Ao passo que na poupança não é provável remuneração superior a 0,7% ao mês, no mercado de ações, por exemplo, este percentual é considerado ínfimo, diante das grandes oscilações que presenciamos, principalmente em momentos de incerteza como o atual. Diante de tal cenário, com oscilações diárias que facilmente atingem 2% em nossa bolsa, fica difícil manter a disciplina e investir a longo prazo. É exatamente para compreender melhor a supremacia da constância sobre a velocidade, que resgato aqui a fábula do coelho e da tartaruga, atribuída e Esopo e propagada por La Fontaine.
Em suma, o coelho (ou lebre como citam alguns) confiava muito em sua velocidade e perspicácia. Fatores que o levaram a subestimar sua oponente, a tartaruga. O coelho era realmente veloz, entretanto por vezes dormia, ou dedicava seu tempo a namoros superficiais. Enquanto isso a tartaruga mantinha a velocidade constante e seu foco na linha de chegada. O final da história todos conhecem. De tantas interrupções que houve no caminho do coelho, a tartaruga acabou conseguindo vencer.
Vitória da disciplina, do foco, da paciência e da prudência da tartaruga sobre a ilusória superioridade do coelho.
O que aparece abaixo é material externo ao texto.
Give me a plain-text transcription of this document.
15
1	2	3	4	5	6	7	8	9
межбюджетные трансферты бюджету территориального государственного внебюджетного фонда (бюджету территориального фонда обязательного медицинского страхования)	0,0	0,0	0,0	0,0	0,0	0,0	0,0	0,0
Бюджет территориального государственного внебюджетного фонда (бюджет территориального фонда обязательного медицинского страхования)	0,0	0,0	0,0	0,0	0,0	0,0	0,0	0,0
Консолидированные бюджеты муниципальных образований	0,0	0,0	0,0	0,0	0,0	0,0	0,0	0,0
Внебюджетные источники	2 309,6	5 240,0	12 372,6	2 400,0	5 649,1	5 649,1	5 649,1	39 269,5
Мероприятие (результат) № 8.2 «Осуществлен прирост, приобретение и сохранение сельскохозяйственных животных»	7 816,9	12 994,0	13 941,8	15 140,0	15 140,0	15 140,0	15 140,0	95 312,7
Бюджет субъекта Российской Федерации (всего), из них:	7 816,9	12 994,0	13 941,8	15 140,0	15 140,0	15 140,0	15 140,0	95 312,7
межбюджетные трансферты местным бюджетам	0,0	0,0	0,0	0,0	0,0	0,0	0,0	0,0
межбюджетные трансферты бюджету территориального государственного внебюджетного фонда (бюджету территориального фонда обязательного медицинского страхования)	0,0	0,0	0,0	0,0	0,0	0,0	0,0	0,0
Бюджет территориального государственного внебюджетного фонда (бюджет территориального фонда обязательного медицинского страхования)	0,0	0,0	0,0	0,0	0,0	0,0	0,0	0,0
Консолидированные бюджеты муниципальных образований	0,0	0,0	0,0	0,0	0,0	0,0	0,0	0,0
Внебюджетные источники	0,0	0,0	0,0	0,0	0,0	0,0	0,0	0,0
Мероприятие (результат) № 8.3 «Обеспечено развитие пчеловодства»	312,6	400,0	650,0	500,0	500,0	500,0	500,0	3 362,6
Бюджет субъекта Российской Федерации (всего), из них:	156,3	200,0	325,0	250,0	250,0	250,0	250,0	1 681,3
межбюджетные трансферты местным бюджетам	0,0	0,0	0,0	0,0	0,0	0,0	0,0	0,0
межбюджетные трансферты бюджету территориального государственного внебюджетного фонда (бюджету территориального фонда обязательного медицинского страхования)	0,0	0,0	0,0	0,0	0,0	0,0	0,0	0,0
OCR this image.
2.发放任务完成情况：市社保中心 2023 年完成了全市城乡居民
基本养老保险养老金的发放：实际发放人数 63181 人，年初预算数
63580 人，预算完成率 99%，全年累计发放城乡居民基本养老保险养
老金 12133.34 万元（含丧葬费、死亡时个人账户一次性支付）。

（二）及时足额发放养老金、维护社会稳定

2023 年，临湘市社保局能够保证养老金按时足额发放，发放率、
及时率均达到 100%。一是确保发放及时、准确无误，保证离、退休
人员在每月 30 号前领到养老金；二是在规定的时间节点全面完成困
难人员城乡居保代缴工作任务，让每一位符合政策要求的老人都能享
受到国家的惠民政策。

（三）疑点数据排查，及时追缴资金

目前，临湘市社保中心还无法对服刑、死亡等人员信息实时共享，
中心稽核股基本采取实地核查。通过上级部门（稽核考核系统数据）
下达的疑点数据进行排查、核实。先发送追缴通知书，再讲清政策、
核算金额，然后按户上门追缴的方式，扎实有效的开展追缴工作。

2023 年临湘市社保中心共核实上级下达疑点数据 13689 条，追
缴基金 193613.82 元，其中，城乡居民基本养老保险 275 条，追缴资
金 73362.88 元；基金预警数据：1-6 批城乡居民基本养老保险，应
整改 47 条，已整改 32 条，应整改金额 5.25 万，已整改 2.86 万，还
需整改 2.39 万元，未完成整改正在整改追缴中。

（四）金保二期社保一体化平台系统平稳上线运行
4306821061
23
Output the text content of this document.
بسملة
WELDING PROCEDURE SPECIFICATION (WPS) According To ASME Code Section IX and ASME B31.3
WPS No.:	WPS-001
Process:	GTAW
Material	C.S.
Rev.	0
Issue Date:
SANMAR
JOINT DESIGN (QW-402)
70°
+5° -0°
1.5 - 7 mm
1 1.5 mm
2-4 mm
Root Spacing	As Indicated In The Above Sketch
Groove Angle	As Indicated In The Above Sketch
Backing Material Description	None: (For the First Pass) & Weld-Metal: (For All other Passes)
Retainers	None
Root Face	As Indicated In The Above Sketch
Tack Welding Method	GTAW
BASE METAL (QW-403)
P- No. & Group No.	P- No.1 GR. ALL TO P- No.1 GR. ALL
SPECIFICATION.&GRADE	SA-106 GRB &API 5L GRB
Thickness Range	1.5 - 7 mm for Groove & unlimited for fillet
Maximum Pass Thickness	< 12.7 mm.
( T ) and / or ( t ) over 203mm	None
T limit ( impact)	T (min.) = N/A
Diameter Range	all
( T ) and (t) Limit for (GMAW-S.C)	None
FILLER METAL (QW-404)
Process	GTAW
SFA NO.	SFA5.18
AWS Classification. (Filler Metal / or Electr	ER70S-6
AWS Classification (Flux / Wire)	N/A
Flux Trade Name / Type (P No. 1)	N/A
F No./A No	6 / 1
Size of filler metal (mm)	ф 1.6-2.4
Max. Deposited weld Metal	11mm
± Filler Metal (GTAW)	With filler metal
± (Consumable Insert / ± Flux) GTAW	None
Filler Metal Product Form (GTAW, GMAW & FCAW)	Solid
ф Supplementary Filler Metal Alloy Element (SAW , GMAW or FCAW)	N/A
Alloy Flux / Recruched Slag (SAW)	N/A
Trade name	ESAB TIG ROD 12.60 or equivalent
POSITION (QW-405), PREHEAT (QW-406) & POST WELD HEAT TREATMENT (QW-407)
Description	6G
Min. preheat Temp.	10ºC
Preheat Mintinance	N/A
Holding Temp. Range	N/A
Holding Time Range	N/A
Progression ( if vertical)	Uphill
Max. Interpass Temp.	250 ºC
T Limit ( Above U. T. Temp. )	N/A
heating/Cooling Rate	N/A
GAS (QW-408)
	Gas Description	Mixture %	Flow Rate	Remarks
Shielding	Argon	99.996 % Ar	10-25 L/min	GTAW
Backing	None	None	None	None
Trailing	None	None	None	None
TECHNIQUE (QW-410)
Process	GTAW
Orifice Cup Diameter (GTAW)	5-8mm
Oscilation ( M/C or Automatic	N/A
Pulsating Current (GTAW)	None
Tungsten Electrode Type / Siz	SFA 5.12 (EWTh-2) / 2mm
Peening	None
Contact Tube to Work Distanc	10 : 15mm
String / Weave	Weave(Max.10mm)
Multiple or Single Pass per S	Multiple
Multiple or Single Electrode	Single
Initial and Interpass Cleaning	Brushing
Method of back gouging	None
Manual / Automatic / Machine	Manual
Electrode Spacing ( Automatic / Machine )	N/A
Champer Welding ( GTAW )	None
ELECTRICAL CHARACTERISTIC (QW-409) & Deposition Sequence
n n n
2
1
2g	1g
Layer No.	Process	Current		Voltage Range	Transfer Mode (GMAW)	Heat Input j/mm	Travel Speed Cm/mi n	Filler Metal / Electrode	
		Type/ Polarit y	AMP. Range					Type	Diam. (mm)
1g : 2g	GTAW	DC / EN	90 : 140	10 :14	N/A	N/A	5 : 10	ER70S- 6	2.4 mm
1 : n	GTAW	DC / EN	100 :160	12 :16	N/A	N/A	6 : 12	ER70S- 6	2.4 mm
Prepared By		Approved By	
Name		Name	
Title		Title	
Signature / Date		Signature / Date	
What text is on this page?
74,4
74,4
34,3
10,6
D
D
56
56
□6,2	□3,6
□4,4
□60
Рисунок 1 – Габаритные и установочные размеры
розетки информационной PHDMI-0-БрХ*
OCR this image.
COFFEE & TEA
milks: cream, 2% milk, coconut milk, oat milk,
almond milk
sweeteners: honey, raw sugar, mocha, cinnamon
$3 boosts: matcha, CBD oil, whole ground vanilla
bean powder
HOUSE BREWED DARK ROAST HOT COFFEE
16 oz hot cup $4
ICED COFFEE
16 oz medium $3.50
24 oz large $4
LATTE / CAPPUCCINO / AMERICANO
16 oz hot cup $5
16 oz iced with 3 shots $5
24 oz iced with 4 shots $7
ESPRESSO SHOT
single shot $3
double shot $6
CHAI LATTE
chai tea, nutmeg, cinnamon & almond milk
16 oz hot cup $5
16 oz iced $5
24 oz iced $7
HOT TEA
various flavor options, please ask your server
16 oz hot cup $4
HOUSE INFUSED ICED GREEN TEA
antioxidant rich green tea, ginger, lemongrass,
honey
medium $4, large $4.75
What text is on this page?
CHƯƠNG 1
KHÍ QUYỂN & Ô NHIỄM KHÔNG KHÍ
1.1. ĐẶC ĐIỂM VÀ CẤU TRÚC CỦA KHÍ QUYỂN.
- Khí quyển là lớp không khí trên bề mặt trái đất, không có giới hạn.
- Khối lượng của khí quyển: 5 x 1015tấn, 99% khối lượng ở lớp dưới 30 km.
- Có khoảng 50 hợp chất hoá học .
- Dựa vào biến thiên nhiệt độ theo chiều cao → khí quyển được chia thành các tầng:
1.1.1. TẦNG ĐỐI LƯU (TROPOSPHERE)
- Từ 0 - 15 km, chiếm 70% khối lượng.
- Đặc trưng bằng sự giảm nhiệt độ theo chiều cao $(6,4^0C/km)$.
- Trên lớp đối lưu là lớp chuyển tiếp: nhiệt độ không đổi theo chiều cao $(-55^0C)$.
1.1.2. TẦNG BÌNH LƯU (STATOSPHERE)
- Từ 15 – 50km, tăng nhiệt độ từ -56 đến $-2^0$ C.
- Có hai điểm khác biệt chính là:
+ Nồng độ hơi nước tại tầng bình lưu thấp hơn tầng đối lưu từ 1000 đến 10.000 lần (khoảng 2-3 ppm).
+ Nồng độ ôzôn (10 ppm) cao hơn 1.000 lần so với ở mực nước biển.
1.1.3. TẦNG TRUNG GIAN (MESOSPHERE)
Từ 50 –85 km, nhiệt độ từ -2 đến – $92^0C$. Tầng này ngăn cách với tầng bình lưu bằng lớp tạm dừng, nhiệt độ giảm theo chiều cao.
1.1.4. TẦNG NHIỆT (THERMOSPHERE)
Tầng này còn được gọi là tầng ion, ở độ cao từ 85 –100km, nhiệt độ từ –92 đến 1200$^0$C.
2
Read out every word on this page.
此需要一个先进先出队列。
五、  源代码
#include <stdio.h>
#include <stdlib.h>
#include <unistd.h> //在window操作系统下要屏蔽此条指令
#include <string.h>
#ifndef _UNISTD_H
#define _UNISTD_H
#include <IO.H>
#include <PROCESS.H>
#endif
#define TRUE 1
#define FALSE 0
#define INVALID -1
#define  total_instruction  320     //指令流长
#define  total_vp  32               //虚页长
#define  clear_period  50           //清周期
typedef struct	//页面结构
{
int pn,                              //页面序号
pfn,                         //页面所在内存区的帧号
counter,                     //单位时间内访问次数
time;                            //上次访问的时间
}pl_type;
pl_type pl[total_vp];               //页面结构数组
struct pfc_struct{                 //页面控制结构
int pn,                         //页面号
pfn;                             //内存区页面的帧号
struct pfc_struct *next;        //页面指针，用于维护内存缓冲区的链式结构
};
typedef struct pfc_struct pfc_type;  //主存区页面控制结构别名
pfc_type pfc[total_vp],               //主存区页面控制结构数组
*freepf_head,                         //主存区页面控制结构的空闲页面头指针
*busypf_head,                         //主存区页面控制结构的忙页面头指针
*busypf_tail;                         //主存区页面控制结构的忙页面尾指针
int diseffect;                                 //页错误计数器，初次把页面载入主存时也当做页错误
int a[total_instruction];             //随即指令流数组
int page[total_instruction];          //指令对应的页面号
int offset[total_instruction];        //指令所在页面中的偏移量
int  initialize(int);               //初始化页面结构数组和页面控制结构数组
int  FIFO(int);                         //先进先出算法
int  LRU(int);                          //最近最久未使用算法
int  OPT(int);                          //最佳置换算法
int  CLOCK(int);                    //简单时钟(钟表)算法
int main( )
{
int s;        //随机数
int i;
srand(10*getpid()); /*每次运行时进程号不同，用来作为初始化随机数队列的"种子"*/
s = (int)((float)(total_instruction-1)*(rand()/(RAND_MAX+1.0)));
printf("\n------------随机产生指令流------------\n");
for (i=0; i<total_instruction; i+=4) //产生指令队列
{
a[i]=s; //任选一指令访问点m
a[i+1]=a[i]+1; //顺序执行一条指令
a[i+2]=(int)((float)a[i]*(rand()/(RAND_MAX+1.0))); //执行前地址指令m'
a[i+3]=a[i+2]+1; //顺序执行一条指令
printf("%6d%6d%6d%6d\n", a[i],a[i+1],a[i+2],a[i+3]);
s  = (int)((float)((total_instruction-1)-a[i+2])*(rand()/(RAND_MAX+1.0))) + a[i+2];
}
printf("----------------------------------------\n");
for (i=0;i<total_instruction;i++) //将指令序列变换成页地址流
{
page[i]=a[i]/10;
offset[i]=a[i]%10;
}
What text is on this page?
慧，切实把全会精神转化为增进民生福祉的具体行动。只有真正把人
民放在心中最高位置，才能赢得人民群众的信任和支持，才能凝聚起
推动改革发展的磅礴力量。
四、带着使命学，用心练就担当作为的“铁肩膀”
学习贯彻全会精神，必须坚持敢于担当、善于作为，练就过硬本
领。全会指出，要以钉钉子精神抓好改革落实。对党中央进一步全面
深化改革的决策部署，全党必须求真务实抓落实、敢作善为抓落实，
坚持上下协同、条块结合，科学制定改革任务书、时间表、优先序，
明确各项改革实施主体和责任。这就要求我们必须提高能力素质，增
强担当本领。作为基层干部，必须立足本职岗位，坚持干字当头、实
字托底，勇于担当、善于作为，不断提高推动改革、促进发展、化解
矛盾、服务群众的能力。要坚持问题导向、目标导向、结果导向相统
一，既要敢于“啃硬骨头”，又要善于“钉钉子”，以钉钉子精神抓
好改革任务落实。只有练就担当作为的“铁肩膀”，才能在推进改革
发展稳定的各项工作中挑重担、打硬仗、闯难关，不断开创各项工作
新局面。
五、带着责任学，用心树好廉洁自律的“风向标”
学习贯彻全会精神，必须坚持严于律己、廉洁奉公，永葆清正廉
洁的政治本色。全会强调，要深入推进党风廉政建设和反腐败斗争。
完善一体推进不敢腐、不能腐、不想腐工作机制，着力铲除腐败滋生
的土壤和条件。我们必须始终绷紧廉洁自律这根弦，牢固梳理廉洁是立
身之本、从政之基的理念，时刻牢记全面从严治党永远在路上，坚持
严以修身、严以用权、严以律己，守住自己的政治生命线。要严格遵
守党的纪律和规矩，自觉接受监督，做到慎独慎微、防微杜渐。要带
Assim também ocorre nos investimentos. Às vezes, a escolha mais segura e constante nos leva mais longe, e de forma mais segura, do que as escolhas fugazes. Para quem quer ir longe de forma constante, existe um grande aliado: o JURO COMPOSTO. Inclusive esta é “uma das maiores forças do universo pois permite acumulação de riqueza de forma confiável e sistemática”. (frase atribuída ao gênio Albert Einstein). Então, por onde começar?
Primeiro: organize seu orçamento de maneira que possa investir mensalmente o máximo possível (de preferência 20% da receita);
Segundo: procure investimentos confiáveis, como títulos públicos que irão lhe pagar a taxa de inflação mais um ganho real de cerca de 6% ao ano, ou seja, muito além da poupança;
Terceiro: sempre reinvista os lucros (para gerar o juro composto);
Quarto: com apoio de profissionais do mercado financeiro busque aprofundar seus conhecimentos em busca de melhores oportunidades para aplicação de capital. Com certeza elas existem.